Godzilla: The Discussion Continues

By Brent McKnight | Updated

This article is more than 2 years old

GodzillaSo, after what seemed like forever, director Gareth Edwards’ Godzilla reboot is finally here, and we enjoyed it thoroughly. You might have noticed that it is absolutely crushing the box office this weekend, even earning more than The Amazing Spider-Man 2 during its debut. We’ve been writing about this extensively during the build up, and reviewed the movie before it came out last week, but that’s not nearly enough for a film of this magnitude. So Nick and Brent sat down and traded their thoughts back and forth. Don’t worry, we left out the really inappropriate stuff.

Be warned there are massive SPOILERS beyond this point. Don’t read on unless you’ve seen Godzilla

Brent: I loved this movie, a lot, and I know you really enjoyed it, too, but one thing that really surprised me over the course of the weekend is the hate. A lot of people feel the way we do, but I’ve encountered more people than I expected, both critics and fans, who are totally mad at this movie. I understand not liking it, but there is some intense hatred, for a variety of reasons. Even more so than a movie like Pacific Rim, which also totally divided people.

Nick: Here’s my stance against the “They didn’t show Godzilla enough” argument. This is essentially an origin story, and origin stories tend not to deliver the “hero” right away, letting anticipation build until the third act’s major sequences. It’s set up exactly the same here, but for some reason people were expecting Godzilla to just be front and center without explanation.

Spending a good chunk of time just watching him destroy things and chasing the other monsters could have been spiced up, but there’s no way a Hollywood movie with this kind of budget would just allow its biggest character to start the film off stomping apartment buildings. They think people are too dumb for that. Would it have been awesome? Yes. But was it expected? Not in the least.

Brent: Such a huge part of the tension of the movie is the buildup until we actually see Godzilla. To be honest, they didn’t wait as long as I expected them to. In a movie like this, if you show the creature right away, you immediately show your hand. Part of what Edwards does really well here is that you expect the first monster you see to be the main attraction. There’s so much history here, so much familiarity with Godzilla, that when it turns out to be MUTO that hatches at the nuclear plant site, it’s very much a misdirection move.
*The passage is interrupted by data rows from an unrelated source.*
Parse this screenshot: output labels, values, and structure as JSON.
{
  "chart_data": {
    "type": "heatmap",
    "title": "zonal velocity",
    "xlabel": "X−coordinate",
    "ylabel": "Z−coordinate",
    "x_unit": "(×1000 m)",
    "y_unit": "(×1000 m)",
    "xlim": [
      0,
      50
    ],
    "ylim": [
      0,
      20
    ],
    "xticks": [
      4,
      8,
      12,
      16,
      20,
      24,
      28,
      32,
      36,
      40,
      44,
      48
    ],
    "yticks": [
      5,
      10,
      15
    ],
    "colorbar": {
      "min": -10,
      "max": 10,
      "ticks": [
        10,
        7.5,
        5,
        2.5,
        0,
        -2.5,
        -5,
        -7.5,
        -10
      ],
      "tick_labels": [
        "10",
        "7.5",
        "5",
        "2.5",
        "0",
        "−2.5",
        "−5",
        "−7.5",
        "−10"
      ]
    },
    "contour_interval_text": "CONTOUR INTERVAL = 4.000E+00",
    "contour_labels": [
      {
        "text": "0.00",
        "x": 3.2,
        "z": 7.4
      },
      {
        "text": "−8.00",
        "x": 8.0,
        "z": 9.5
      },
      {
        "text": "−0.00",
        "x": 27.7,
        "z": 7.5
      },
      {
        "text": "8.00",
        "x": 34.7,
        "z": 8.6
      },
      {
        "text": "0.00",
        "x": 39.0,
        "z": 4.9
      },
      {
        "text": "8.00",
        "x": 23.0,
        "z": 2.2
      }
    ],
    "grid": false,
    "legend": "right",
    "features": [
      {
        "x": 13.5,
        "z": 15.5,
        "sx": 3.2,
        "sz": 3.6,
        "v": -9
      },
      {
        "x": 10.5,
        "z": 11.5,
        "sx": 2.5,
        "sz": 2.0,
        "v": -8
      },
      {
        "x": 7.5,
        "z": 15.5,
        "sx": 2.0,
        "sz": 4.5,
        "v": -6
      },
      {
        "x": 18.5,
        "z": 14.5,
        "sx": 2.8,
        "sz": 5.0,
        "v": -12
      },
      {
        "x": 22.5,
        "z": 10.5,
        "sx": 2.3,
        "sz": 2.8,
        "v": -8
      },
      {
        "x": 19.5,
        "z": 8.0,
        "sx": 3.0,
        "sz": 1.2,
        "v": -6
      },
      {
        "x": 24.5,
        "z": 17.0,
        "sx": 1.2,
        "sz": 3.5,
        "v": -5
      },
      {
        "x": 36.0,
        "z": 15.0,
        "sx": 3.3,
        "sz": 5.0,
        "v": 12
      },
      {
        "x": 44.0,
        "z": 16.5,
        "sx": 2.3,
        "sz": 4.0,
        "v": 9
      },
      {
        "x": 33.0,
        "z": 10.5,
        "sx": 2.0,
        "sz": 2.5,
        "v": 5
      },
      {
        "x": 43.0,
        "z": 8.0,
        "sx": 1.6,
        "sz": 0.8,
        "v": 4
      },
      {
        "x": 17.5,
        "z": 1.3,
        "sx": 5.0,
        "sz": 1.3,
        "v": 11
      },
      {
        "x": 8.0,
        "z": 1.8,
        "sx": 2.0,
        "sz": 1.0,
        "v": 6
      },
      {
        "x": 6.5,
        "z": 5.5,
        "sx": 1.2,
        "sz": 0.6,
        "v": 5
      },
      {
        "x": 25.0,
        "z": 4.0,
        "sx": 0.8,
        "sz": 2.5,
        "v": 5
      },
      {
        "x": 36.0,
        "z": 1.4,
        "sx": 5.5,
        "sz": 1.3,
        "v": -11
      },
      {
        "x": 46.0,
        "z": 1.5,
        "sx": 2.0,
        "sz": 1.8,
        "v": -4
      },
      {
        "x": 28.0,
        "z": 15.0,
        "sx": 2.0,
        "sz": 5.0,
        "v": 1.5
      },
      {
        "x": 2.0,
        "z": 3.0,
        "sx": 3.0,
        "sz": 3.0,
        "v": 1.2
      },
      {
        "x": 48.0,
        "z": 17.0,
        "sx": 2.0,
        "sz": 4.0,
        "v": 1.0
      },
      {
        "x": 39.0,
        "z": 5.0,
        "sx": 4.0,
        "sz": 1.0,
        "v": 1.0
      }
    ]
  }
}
Nick: Agreed, but really only for Godzilla fans. If this were an unrelated monster movie, that expectation wouldn’t be there. I really want to see it with my wife, who has never seen any of the films to my knowledge, though it’s impossible for her not to know the legacy. I kept trying to think of it as a completely different movie from everything I knew about Godzilla.

Brent: That’s hard to do. Godzilla is one of those pieces of pop culture that is so ubiquitous that even people who have never seen an actual movie still know who and what he is.

Nick: Yeah. So it’s better that they got into the MUTOs first, to me, because they were the strangers that nobody knew much about. Now, using new monsters rather than appealing to the fan desire to see recognizable villains is a different issue.

Brent: It’s a balance of old and new that I kind of liked. Right from the opening credits, with all of that redacted stuff and the newsreel footage, they tap into the more than half a century of history that this franchise brings with it. And that’s another thing that I think Edwards and company do well, keeping the old and fitting the story into the existing framework, while at the same time trying to put their own stamp on it. In order to satisfy fans, especially after Roland Emmerich’s 1998 version, Godzilla has to look and feel a certain way, but the new creatures allow them to do something completely their own. Even if they do look a little like the bugs from Starship Troopers.